When the bill was about to become a law, a lot of talking points were established. But it’s now three and a half years later, and I’d like to ask if we could stop with some of them. If I have to hear one more person brag about the fact that, “No one has read the law,” I’m going to scream. This line of attack was awesome when it first appeared. Even though the whole process took, like, forever, there were some who felt that the actual law’s text was too long for a good review before voting. So be it. It also didn’t help that Speaker Pelosi said, “We have to pass the bill so you can find out what is in it, away from the fog of controversy.” Of course, no one ever references that last parenthetical. But that’s irrelevant. It’s been 1258 days since March 10, 2010. That’s plenty of time to read the text. Especially if you’re a politician, and it’s your job to be knowledgeable about the law. I’m baffled by lawmakers’ pride in their know-nothingness.
While we’re at it, can we stop with the 2700 pages thing, too? Here’s a link to the law, and it’s 906 pages. The If you go to healthcare.gov, and click on their version of the law, you’ll find a version that is 974 pages. What’s the difference? It contains parts of the “Health Care and Education Reconciliation Act of 2010.” I don’t know what 2700 pages was. Maybe they formatted it in a crazy way. Maybe it was the bill, and included lots of stuff that got eliminated. I don’t know. But it’s not right, and it would be nice to see it go away.
But just pointing out that it’s complex (as mismeasured by its length, or that nobody read it) is about the least helpful thing one can do. Fine, it’s complex. I agree. How about proposing some sensible alternatives that actually address the policy issues? You get bonus points if your alternative recognizes that we need to fix access, quality, as well as cost. Yes, Americans do care about more than just cost.

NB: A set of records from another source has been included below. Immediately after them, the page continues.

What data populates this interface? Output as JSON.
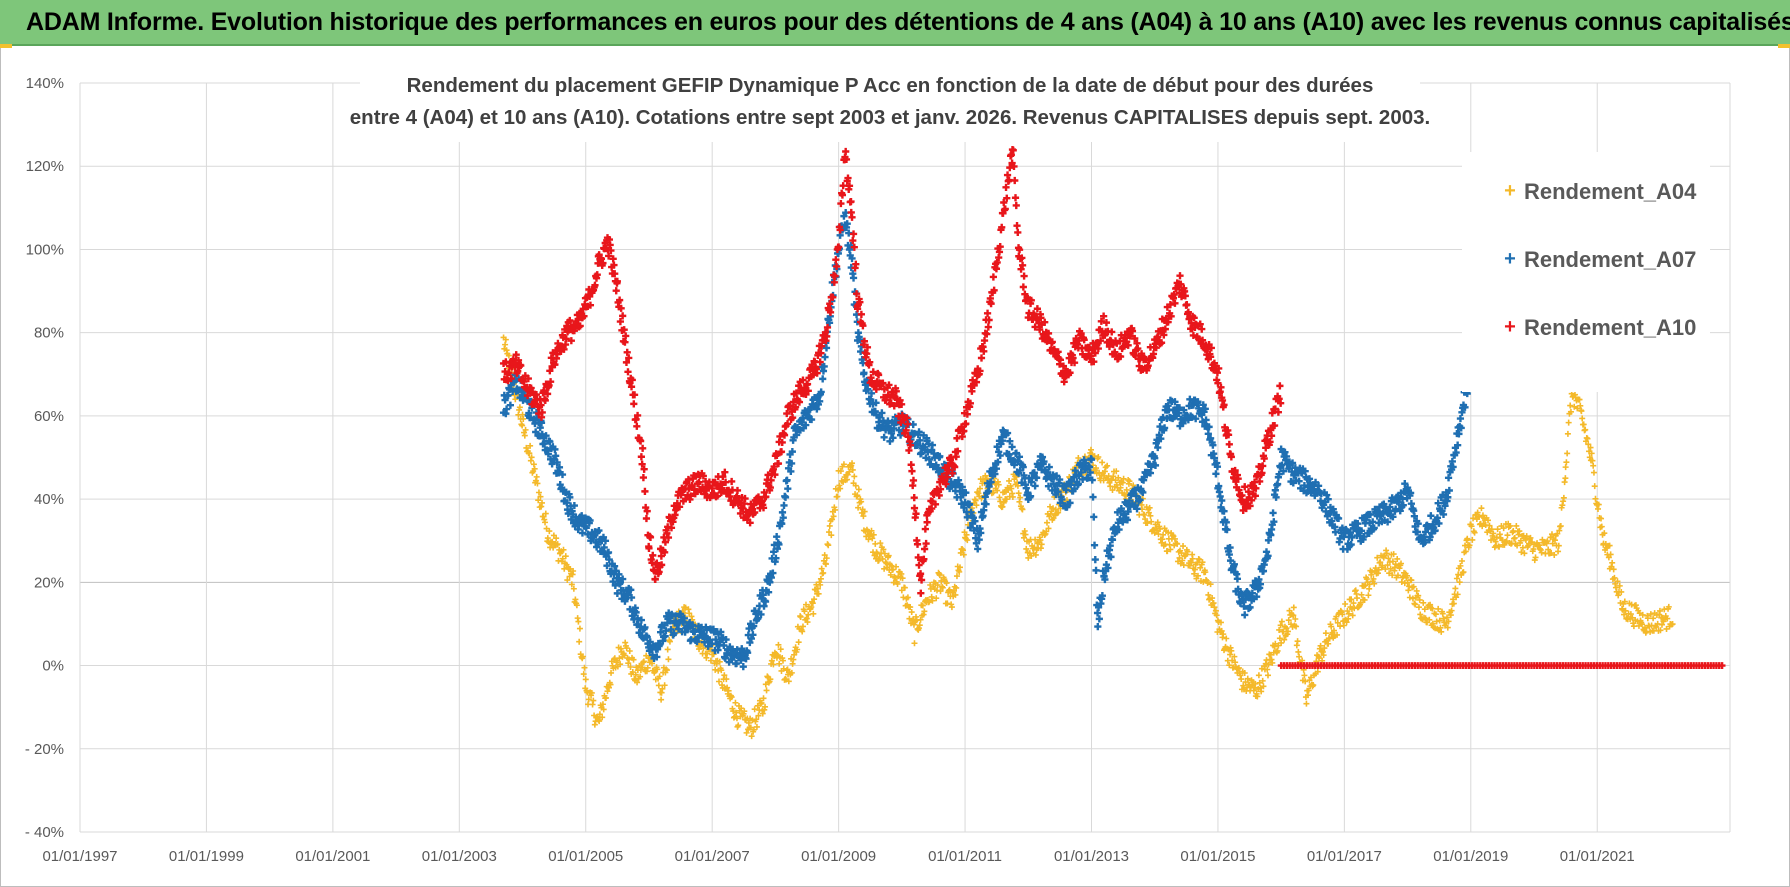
{
  "banner": {
    "title": "ADAM Informe. Evolution historique des performances en euros pour des détentions de 4 ans (A04) à 10 ans (A10) avec les revenus connus capitalisés"
  },
  "chart_data": {
    "type": "scatter",
    "title_line1": "Rendement du placement GEFIP Dynamique P Acc en fonction de la date de début pour des durées",
    "title_line2": "entre 4 (A04) et 10 ans (A10). Cotations entre sept 2003 et janv. 2026. Revenus CAPITALISES depuis sept. 2003.",
    "x_ticks": [
      "01/01/1997",
      "01/01/1999",
      "01/01/2001",
      "01/01/2003",
      "01/01/2005",
      "01/01/2007",
      "01/01/2009",
      "01/01/2011",
      "01/01/2013",
      "01/01/2015",
      "01/01/2017",
      "01/01/2019",
      "01/01/2021"
    ],
    "xlim": [
      1997.0,
      2023.1
    ],
    "y_ticks": [
      "140%",
      "120%",
      "100%",
      "80%",
      "60%",
      "40%",
      "20%",
      "0%",
      "- 20%",
      "- 40%"
    ],
    "ylim": [
      -40,
      140
    ],
    "legend_position": "top-right",
    "colors": {
      "A04": "#f4b92a",
      "A07": "#1f6fb2",
      "A10": "#e8161b",
      "grid": "#d9d9d9",
      "axis_text": "#595959",
      "title_text": "#404040"
    },
    "series": [
      {
        "name": "Rendement_A04",
        "key": "A04",
        "anchors": [
          [
            2003.7,
            78
          ],
          [
            2003.85,
            68
          ],
          [
            2004.0,
            58
          ],
          [
            2004.2,
            45
          ],
          [
            2004.4,
            32
          ],
          [
            2004.6,
            27
          ],
          [
            2004.8,
            20
          ],
          [
            2005.0,
            -5
          ],
          [
            2005.2,
            -14
          ],
          [
            2005.4,
            -2
          ],
          [
            2005.6,
            5
          ],
          [
            2005.8,
            -3
          ],
          [
            2006.0,
            2
          ],
          [
            2006.2,
            -6
          ],
          [
            2006.4,
            10
          ],
          [
            2006.6,
            12
          ],
          [
            2006.8,
            6
          ],
          [
            2007.0,
            3
          ],
          [
            2007.2,
            -5
          ],
          [
            2007.4,
            -12
          ],
          [
            2007.6,
            -15
          ],
          [
            2007.8,
            -10
          ],
          [
            2008.0,
            5
          ],
          [
            2008.2,
            -3
          ],
          [
            2008.4,
            10
          ],
          [
            2008.6,
            15
          ],
          [
            2008.8,
            25
          ],
          [
            2009.0,
            45
          ],
          [
            2009.2,
            47
          ],
          [
            2009.4,
            35
          ],
          [
            2009.6,
            28
          ],
          [
            2009.8,
            24
          ],
          [
            2010.0,
            20
          ],
          [
            2010.2,
            8
          ],
          [
            2010.4,
            16
          ],
          [
            2010.6,
            20
          ],
          [
            2010.8,
            15
          ],
          [
            2011.0,
            30
          ],
          [
            2011.2,
            42
          ],
          [
            2011.4,
            44
          ],
          [
            2011.6,
            40
          ],
          [
            2011.8,
            44
          ],
          [
            2012.0,
            28
          ],
          [
            2012.2,
            30
          ],
          [
            2012.4,
            38
          ],
          [
            2012.6,
            42
          ],
          [
            2012.8,
            48
          ],
          [
            2013.0,
            50
          ],
          [
            2013.2,
            46
          ],
          [
            2013.4,
            44
          ],
          [
            2013.6,
            42
          ],
          [
            2013.8,
            38
          ],
          [
            2014.0,
            34
          ],
          [
            2014.2,
            30
          ],
          [
            2014.4,
            27
          ],
          [
            2014.6,
            24
          ],
          [
            2014.8,
            22
          ],
          [
            2015.0,
            10
          ],
          [
            2015.2,
            2
          ],
          [
            2015.4,
            -4
          ],
          [
            2015.6,
            -6
          ],
          [
            2015.8,
            0
          ],
          [
            2016.0,
            8
          ],
          [
            2016.2,
            12
          ],
          [
            2016.4,
            -8
          ],
          [
            2016.6,
            2
          ],
          [
            2016.8,
            8
          ],
          [
            2017.0,
            12
          ],
          [
            2017.2,
            16
          ],
          [
            2017.4,
            20
          ],
          [
            2017.6,
            26
          ],
          [
            2017.8,
            24
          ],
          [
            2018.0,
            20
          ],
          [
            2018.2,
            14
          ],
          [
            2018.4,
            12
          ],
          [
            2018.6,
            10
          ],
          [
            2018.8,
            20
          ],
          [
            2019.0,
            32
          ],
          [
            2019.2,
            36
          ],
          [
            2019.4,
            30
          ],
          [
            2019.6,
            32
          ],
          [
            2019.8,
            30
          ],
          [
            2020.0,
            28
          ],
          [
            2020.2,
            28
          ],
          [
            2020.4,
            30
          ],
          [
            2020.5,
            48
          ],
          [
            2020.6,
            66
          ],
          [
            2020.75,
            60
          ],
          [
            2020.9,
            50
          ],
          [
            2021.0,
            40
          ],
          [
            2021.1,
            30
          ],
          [
            2021.2,
            26
          ],
          [
            2021.4,
            14
          ],
          [
            2021.6,
            12
          ],
          [
            2021.8,
            10
          ],
          [
            2022.0,
            11
          ],
          [
            2022.2,
            12
          ]
        ]
      },
      {
        "name": "Rendement_A07",
        "key": "A07",
        "anchors": [
          [
            2003.7,
            62
          ],
          [
            2003.9,
            68
          ],
          [
            2004.1,
            62
          ],
          [
            2004.3,
            56
          ],
          [
            2004.5,
            50
          ],
          [
            2004.7,
            40
          ],
          [
            2004.9,
            34
          ],
          [
            2005.1,
            32
          ],
          [
            2005.3,
            28
          ],
          [
            2005.5,
            20
          ],
          [
            2005.7,
            16
          ],
          [
            2005.9,
            8
          ],
          [
            2006.1,
            4
          ],
          [
            2006.3,
            10
          ],
          [
            2006.5,
            10
          ],
          [
            2006.7,
            8
          ],
          [
            2006.9,
            7
          ],
          [
            2007.1,
            6
          ],
          [
            2007.3,
            3
          ],
          [
            2007.5,
            2
          ],
          [
            2007.7,
            12
          ],
          [
            2007.9,
            20
          ],
          [
            2008.1,
            35
          ],
          [
            2008.3,
            55
          ],
          [
            2008.5,
            60
          ],
          [
            2008.7,
            65
          ],
          [
            2008.9,
            90
          ],
          [
            2009.0,
            100
          ],
          [
            2009.1,
            108
          ],
          [
            2009.2,
            98
          ],
          [
            2009.3,
            80
          ],
          [
            2009.4,
            70
          ],
          [
            2009.6,
            60
          ],
          [
            2009.8,
            56
          ],
          [
            2010.0,
            58
          ],
          [
            2010.2,
            55
          ],
          [
            2010.4,
            52
          ],
          [
            2010.6,
            48
          ],
          [
            2010.8,
            44
          ],
          [
            2011.0,
            40
          ],
          [
            2011.2,
            30
          ],
          [
            2011.4,
            45
          ],
          [
            2011.6,
            55
          ],
          [
            2011.8,
            50
          ],
          [
            2012.0,
            42
          ],
          [
            2012.2,
            48
          ],
          [
            2012.4,
            44
          ],
          [
            2012.6,
            40
          ],
          [
            2012.8,
            46
          ],
          [
            2013.0,
            48
          ],
          [
            2013.1,
            10
          ],
          [
            2013.2,
            22
          ],
          [
            2013.4,
            34
          ],
          [
            2013.6,
            38
          ],
          [
            2013.8,
            42
          ],
          [
            2014.0,
            50
          ],
          [
            2014.2,
            62
          ],
          [
            2014.4,
            60
          ],
          [
            2014.6,
            62
          ],
          [
            2014.8,
            60
          ],
          [
            2015.0,
            45
          ],
          [
            2015.2,
            25
          ],
          [
            2015.4,
            14
          ],
          [
            2015.6,
            18
          ],
          [
            2015.8,
            28
          ],
          [
            2016.0,
            50
          ],
          [
            2016.2,
            46
          ],
          [
            2016.4,
            44
          ],
          [
            2016.6,
            42
          ],
          [
            2016.8,
            36
          ],
          [
            2017.0,
            30
          ],
          [
            2017.2,
            32
          ],
          [
            2017.4,
            34
          ],
          [
            2017.6,
            36
          ],
          [
            2017.8,
            38
          ],
          [
            2018.0,
            42
          ],
          [
            2018.2,
            30
          ],
          [
            2018.4,
            34
          ],
          [
            2018.6,
            40
          ],
          [
            2018.8,
            56
          ],
          [
            2018.95,
            68
          ]
        ]
      },
      {
        "name": "Rendement_A10",
        "key": "A10",
        "anchors": [
          [
            2003.7,
            70
          ],
          [
            2003.9,
            72
          ],
          [
            2004.1,
            66
          ],
          [
            2004.3,
            62
          ],
          [
            2004.5,
            74
          ],
          [
            2004.7,
            80
          ],
          [
            2004.9,
            82
          ],
          [
            2005.05,
            88
          ],
          [
            2005.2,
            96
          ],
          [
            2005.35,
            102
          ],
          [
            2005.5,
            90
          ],
          [
            2005.7,
            70
          ],
          [
            2005.9,
            50
          ],
          [
            2006.0,
            30
          ],
          [
            2006.1,
            22
          ],
          [
            2006.2,
            26
          ],
          [
            2006.4,
            38
          ],
          [
            2006.6,
            42
          ],
          [
            2006.8,
            44
          ],
          [
            2007.0,
            42
          ],
          [
            2007.2,
            44
          ],
          [
            2007.4,
            40
          ],
          [
            2007.6,
            36
          ],
          [
            2007.8,
            40
          ],
          [
            2008.0,
            48
          ],
          [
            2008.2,
            60
          ],
          [
            2008.4,
            66
          ],
          [
            2008.6,
            70
          ],
          [
            2008.8,
            80
          ],
          [
            2009.0,
            100
          ],
          [
            2009.1,
            124
          ],
          [
            2009.2,
            110
          ],
          [
            2009.3,
            88
          ],
          [
            2009.5,
            70
          ],
          [
            2009.7,
            66
          ],
          [
            2009.9,
            64
          ],
          [
            2010.1,
            56
          ],
          [
            2010.2,
            40
          ],
          [
            2010.3,
            20
          ],
          [
            2010.4,
            34
          ],
          [
            2010.6,
            44
          ],
          [
            2010.8,
            48
          ],
          [
            2011.0,
            60
          ],
          [
            2011.2,
            70
          ],
          [
            2011.4,
            86
          ],
          [
            2011.6,
            108
          ],
          [
            2011.75,
            124
          ],
          [
            2011.85,
            100
          ],
          [
            2012.0,
            86
          ],
          [
            2012.2,
            82
          ],
          [
            2012.4,
            75
          ],
          [
            2012.6,
            70
          ],
          [
            2012.8,
            78
          ],
          [
            2013.0,
            74
          ],
          [
            2013.2,
            82
          ],
          [
            2013.4,
            75
          ],
          [
            2013.6,
            80
          ],
          [
            2013.8,
            72
          ],
          [
            2014.0,
            76
          ],
          [
            2014.2,
            84
          ],
          [
            2014.4,
            92
          ],
          [
            2014.6,
            82
          ],
          [
            2014.8,
            78
          ],
          [
            2015.0,
            70
          ],
          [
            2015.2,
            50
          ],
          [
            2015.4,
            40
          ],
          [
            2015.6,
            42
          ],
          [
            2015.8,
            55
          ],
          [
            2016.0,
            66
          ]
        ]
      },
      {
        "name": "zero_line",
        "key": "A10",
        "legend": false,
        "anchors": [
          [
            2016.0,
            0
          ],
          [
            2023.0,
            0
          ]
        ]
      }
    ],
    "legend": [
      "Rendement_A04",
      "Rendement_A07",
      "Rendement_A10"
    ]
  }
}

Forty repeal votes aren’t alternatives. Shutting down the government isn’t an alternative. Whining about how it was passed three years ago isn’t an alternative. Trying to keep people from buying insurance isn’t an alternative. Denying Medicaid isn’t an alternative. Ripping out the individual mandate isn’t an alternative.
And making up stuff about the law and pretending that no one knows what it does aren’t alternatives, either. I really look forward to the day when I see a real debate going on about health care reform outside the blogosphere.